The film features many original hand engraved illustrations. These were created by Wesley Bates, the same artist who illustrates most of Wendell Berry's letterpress poetry releases.
Though not overtly connected, the film is a 'spiritual prequel' to Laura Dunn's 2008 documentary "The Unforeseen". That film is firmly grounded in urban concerns, while "The Seer" is grounded in rural ones. Both heavily feature the writing and voice of author Wendell Berry.
A prototype unit of the world's most advanced automated tobacco harvester (the GCH Gold Harvester) is seen in the film. Only 3 units in the world are in use. The manufacturer estimates it enables 2 people to do the work of 27.
"Mary Berry: It's the lack of imagination that my father talks about.
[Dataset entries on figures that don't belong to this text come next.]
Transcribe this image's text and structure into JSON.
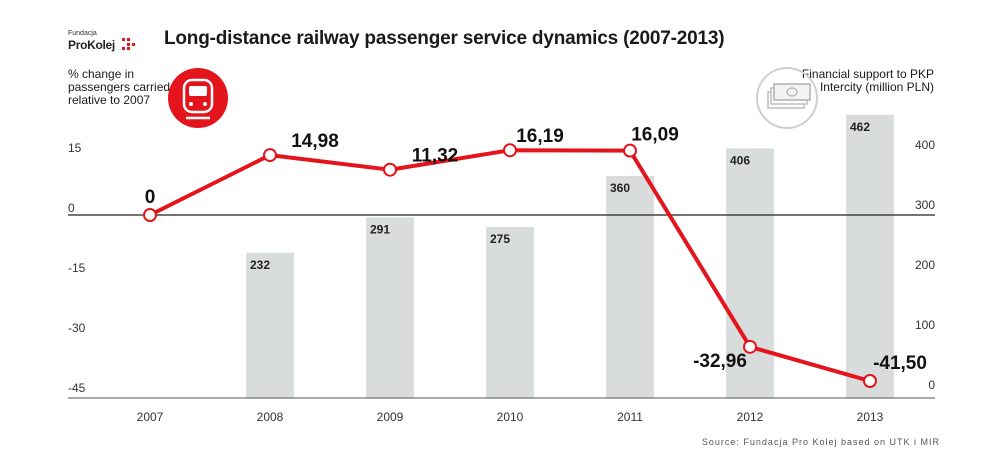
{
  "header": {
    "logo_small": "Fundacja",
    "logo_main": "ProKolej",
    "title": "Long-distance railway passenger service dynamics (2007-2013)"
  },
  "left_axis": {
    "title": "% change in passengers carried relative to 2007",
    "icon": "train-icon"
  },
  "right_axis": {
    "title": "Financial support to PKP Intercity (million PLN)",
    "icon": "money-stack-icon"
  },
  "footer": {
    "source": "Source: Fundacja Pro Kolej based on UTK i MIR"
  },
  "colors": {
    "line": "#e3141c",
    "bar": "#d9dcdd",
    "icon_circle_left": "#e3141c",
    "icon_circle_right": "#c8c8c8"
  },
  "chart_data": {
    "type": "bar+line",
    "title": "Long-distance railway passenger service dynamics (2007-2013)",
    "categories": [
      "2007",
      "2008",
      "2009",
      "2010",
      "2011",
      "2012",
      "2013"
    ],
    "line_series": {
      "name": "% change in passengers carried relative to 2007",
      "values": [
        0,
        14.98,
        11.32,
        16.19,
        16.09,
        -32.96,
        -41.5
      ],
      "labels": [
        "0",
        "14,98",
        "11,32",
        "16,19",
        "16,09",
        "-32,96",
        "-41,50"
      ],
      "axis": "left",
      "ylim": [
        -45,
        15
      ],
      "ticks": [
        "15",
        "0",
        "-15",
        "-30",
        "-45"
      ],
      "tick_values": [
        15,
        0,
        -15,
        -30,
        -45
      ]
    },
    "bar_series": {
      "name": "Financial support to PKP Intercity (million PLN)",
      "values": [
        null,
        232,
        291,
        275,
        360,
        406,
        462
      ],
      "labels": [
        "",
        "232",
        "291",
        "275",
        "360",
        "406",
        "462"
      ],
      "axis": "right",
      "ylim": [
        0,
        400
      ],
      "ticks": [
        "400",
        "300",
        "200",
        "100",
        "0"
      ],
      "tick_values": [
        400,
        300,
        200,
        100,
        0
      ]
    },
    "legend": "none",
    "grid": false
  }
}
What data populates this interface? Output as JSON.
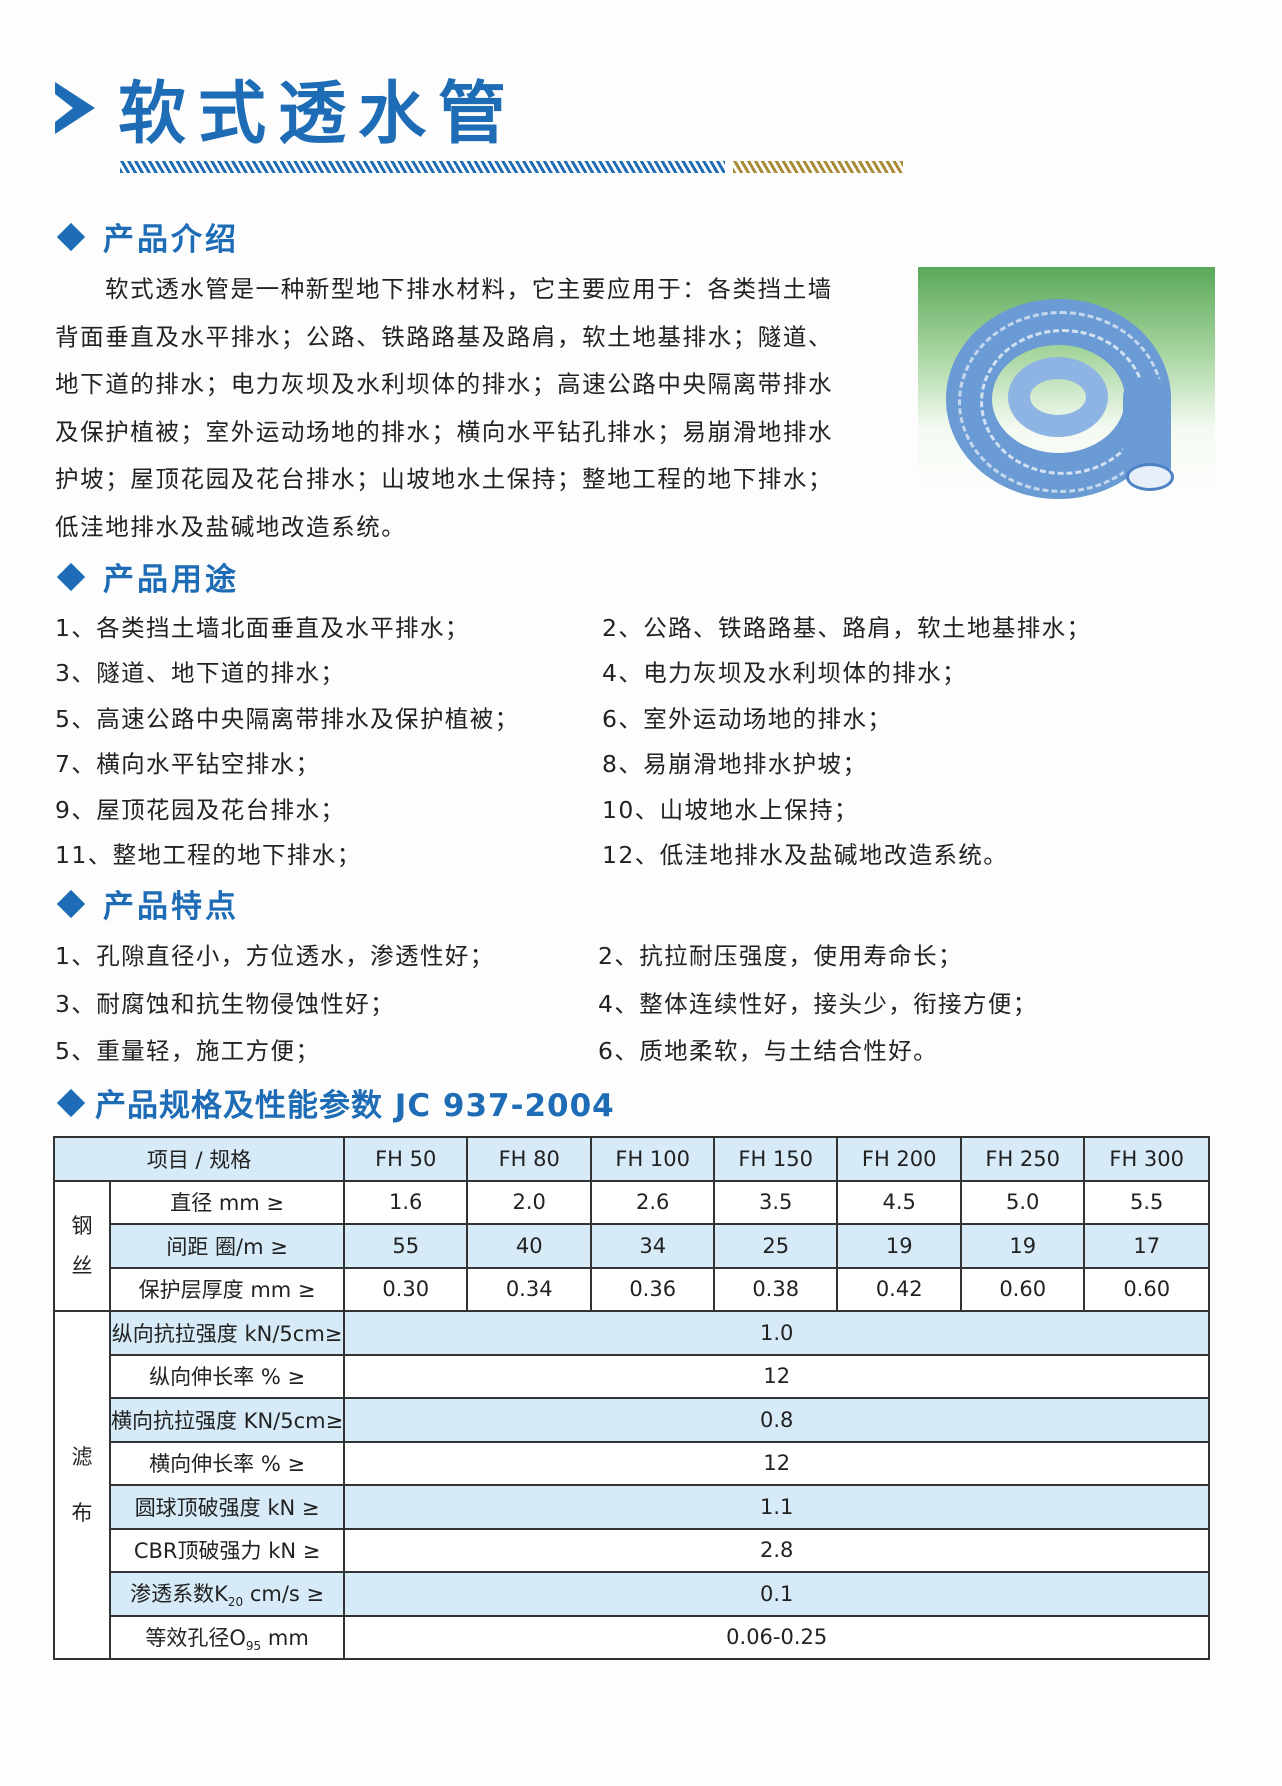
{
  "title": "软式透水管",
  "colors": {
    "accent": "#1d6cb5",
    "stripe_gold": "#a98a35",
    "table_row_blue": "#d6eaf8"
  },
  "intro": {
    "heading": "产品介绍",
    "lines": [
      "软式透水管是一种新型地下排水材料，它主要应用于：各类挡土墙",
      "背面垂直及水平排水；公路、铁路路基及路肩，软土地基排水；隧道、",
      "地下道的排水；电力灰坝及水利坝体的排水；高速公路中央隔离带排水",
      "及保护植被；室外运动场地的排水；横向水平钻孔排水；易崩滑地排水",
      "护坡；屋顶花园及花台排水；山坡地水土保持；整地工程的地下排水；",
      "低洼地排水及盐碱地改造系统。"
    ],
    "image": "coiled-drainage-pipe-photo"
  },
  "uses": {
    "heading": "产品用途",
    "items": [
      "1、各类挡土墙北面垂直及水平排水；",
      "2、公路、铁路路基、路肩，软土地基排水；",
      "3、隧道、地下道的排水；",
      "4、电力灰坝及水利坝体的排水；",
      "5、高速公路中央隔离带排水及保护植被；",
      "6、室外运动场地的排水；",
      "7、横向水平钻空排水；",
      "8、易崩滑地排水护坡；",
      "9、屋顶花园及花台排水；",
      "10、山坡地水上保持；",
      "11、整地工程的地下排水；",
      "12、低洼地排水及盐碱地改造系统。"
    ]
  },
  "features": {
    "heading": "产品特点",
    "items": [
      "1、孔隙直径小，方位透水，渗透性好；",
      "2、抗拉耐压强度，使用寿命长；",
      "3、耐腐蚀和抗生物侵蚀性好；",
      "4、整体连续性好，接头少，衔接方便；",
      "5、重量轻，施工方便；",
      "6、质地柔软，与土结合性好。"
    ]
  },
  "specs": {
    "heading": "产品规格及性能参数 JC 937-2004",
    "header_label": "项目 / 规格",
    "models": [
      "FH 50",
      "FH 80",
      "FH 100",
      "FH 150",
      "FH 200",
      "FH 250",
      "FH 300"
    ],
    "steel_group": [
      "钢",
      "丝"
    ],
    "steel_rows": [
      {
        "label": "直径 mm ≥",
        "values": [
          "1.6",
          "2.0",
          "2.6",
          "3.5",
          "4.5",
          "5.0",
          "5.5"
        ]
      },
      {
        "label": "间距 圈/m ≥",
        "values": [
          "55",
          "40",
          "34",
          "25",
          "19",
          "19",
          "17"
        ]
      },
      {
        "label": "保护层厚度 mm ≥",
        "values": [
          "0.30",
          "0.34",
          "0.36",
          "0.38",
          "0.42",
          "0.60",
          "0.60"
        ]
      }
    ],
    "filter_group": [
      "滤",
      "布"
    ],
    "filter_rows": [
      {
        "label": "纵向抗拉强度 kN/5cm≥",
        "value": "1.0"
      },
      {
        "label": "纵向伸长率 % ≥",
        "value": "12"
      },
      {
        "label": "横向抗拉强度 KN/5cm≥",
        "value": "0.8"
      },
      {
        "label": "横向伸长率 % ≥",
        "value": "12"
      },
      {
        "label": "圆球顶破强度 kN ≥",
        "value": "1.1"
      },
      {
        "label": "CBR顶破强力 kN ≥",
        "value": "2.8"
      },
      {
        "label_pre": "渗透系数K",
        "label_sub": "20",
        "label_post": " cm/s ≥",
        "value": "0.1"
      },
      {
        "label_pre": "等效孔径O",
        "label_sub": "95",
        "label_post": " mm",
        "value": "0.06-0.25"
      }
    ]
  }
}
It's not really looking at what's happening. It's not really counting the cost. It's some kind of dream or ideal that is false. It serves an economy that is false. And it works against nature so it's not in any way sustainable and it's made slaves out of a lot of people."
"Wendell Berry: We all come from divorce, now. This is an age of divorce. Things that belong together have been taken apart, and you can't put it all back together again. What you do is the only thing that you can do: you take two things that ought to be together and you put them back together. Two things, not all things. That's the way the work has to go."